In light of the documentary about Chloe Prince that will air tomorrow night, I thought we should all be prepared for what looks like it’s going to be a doozy of a predictable documentary.

So, the rules, such as they are, for watching a trans documentary:

  1. Putting on makeup. Two drinks for reverse camera shot into mirror.
  2. Doing anything better done in jeans and sneakers in heels and a skirt. Examples: cleaning the house, shoveling the sidewalk, yard work, walking the dog.
  3. Before picture shown. Two drinks for picture in stereotypical male mode (sports team, facial hair, military, wedding tux)
  4. Camera shot putting on or taking off a bra.
  5. Photo of any wig, breast form, padding, etc.
  6. Surprise disclosure, when a trans woman is introduced and then partway through the piece, her secret is revealed.
  7. Camera focus on masculine body parts: hands, feet, Adam’s apple, height, etc.
  8. Any reference to genital surgery that refers to “becoming a woman” or “finally a woman”
  9. Minor chords played softly on a piano
  10. talk show host saying “you go girl”
  11. any discussion of plumbing or electricity
  12. black and white childhood shots, MTF with cap gun and cowboy hat, FTM as ballerina.
  13. Trans woman saying, “I am not a crossdresser. Not that there’s anything wrong with that.”
  14. Trans woman clutching large teddy bear in hospital bed.
  15. Birthday balloons after surgery.
  16. Trans woman with new boyfriend (after shot of tearful ex-wife).
  17. Trans woman sitting in chair in above-the-knee skirt, posed so you can see what great gams she has.
  18. Patient wheeled off to surgery …
  19. … lingering shot of the hospital bed with the teddy bear (or wife) left behind.
  20. Shot of protaganist sitting at the computer keyboard, looking at a trans support website or surgeon’s website….
  21. Any helping professional teaching deportment
  22. Camera in the operating room – just drink the whole bottle
  23. Any and all deployments of soft focus = 1 shot
  24. Close up of dotted lines in magic marker on pale fleshy body parts = 1 shot
  25. Earnest surgeon describes his motivation as “to help [girlname] become the woman she’s always really felt herself to be” = 3 shots
  26. Before picture with extreme facial hair – 1 shot
  27. Before picture in uniform – Military, Football, etc… – 2 shots
  28. Video from hair removal session : Laser – 1 shot, electrolysis – 2 shots
  29. Before picture – Last time she wore a dress (F2M) – 1 shots
  30. Breast binding – 2 shots
  31. Taking Hormones – Self-injecting -3 shots, orals – 1 shot
  32. Did anyone mention an arduous and lonely childhood?
  33. Meeting the school bully as “the new me” at the High School reunion?
  34. Looking at the old picture of self and saying something to the effect of “he was a nice guy….” or “Ken was a lot of fun, but his time is over. It’s Ginger’s turn now!”
  35. Trans woman claiming to have IS chromosomal pattern, an affinity for washing dishes, a sudden dislike of sports, etc.

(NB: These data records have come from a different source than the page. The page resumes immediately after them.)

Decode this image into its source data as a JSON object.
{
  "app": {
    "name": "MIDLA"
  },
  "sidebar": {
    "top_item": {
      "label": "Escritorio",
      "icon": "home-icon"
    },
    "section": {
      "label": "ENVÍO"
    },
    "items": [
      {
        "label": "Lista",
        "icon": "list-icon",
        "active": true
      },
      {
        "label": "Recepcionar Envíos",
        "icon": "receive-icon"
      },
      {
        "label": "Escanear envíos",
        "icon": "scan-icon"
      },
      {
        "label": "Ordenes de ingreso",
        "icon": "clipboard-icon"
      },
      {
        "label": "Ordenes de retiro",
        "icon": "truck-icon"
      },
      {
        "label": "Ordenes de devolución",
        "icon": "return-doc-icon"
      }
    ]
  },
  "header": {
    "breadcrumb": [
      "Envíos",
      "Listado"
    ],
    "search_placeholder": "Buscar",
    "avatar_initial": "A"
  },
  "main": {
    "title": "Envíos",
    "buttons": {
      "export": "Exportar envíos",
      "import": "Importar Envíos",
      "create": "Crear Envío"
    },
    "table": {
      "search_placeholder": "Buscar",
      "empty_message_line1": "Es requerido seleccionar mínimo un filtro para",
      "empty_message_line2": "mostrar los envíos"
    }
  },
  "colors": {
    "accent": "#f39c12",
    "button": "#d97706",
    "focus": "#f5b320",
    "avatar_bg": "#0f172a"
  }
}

Believe it or not, these are not the most snarky suggestions by some of our mHB board members. Also remember: there are quite a few people who hang out on our boards who have done this kind of media work, including me & Betty, of course, but also Jenny Boylan, amongst others. We need to laugh at ourselves as much as we laugh at the inanity of it all.

Twelve-Steppers should find their own version, of course. Maybe those ice cream poppers? But the point is to feel as physically ill by the end as the drinking crowd.

(Thanks and love to Gwen Smith who wrote her own version of this back in 2005 and to anyone else who has posted their version of this game.)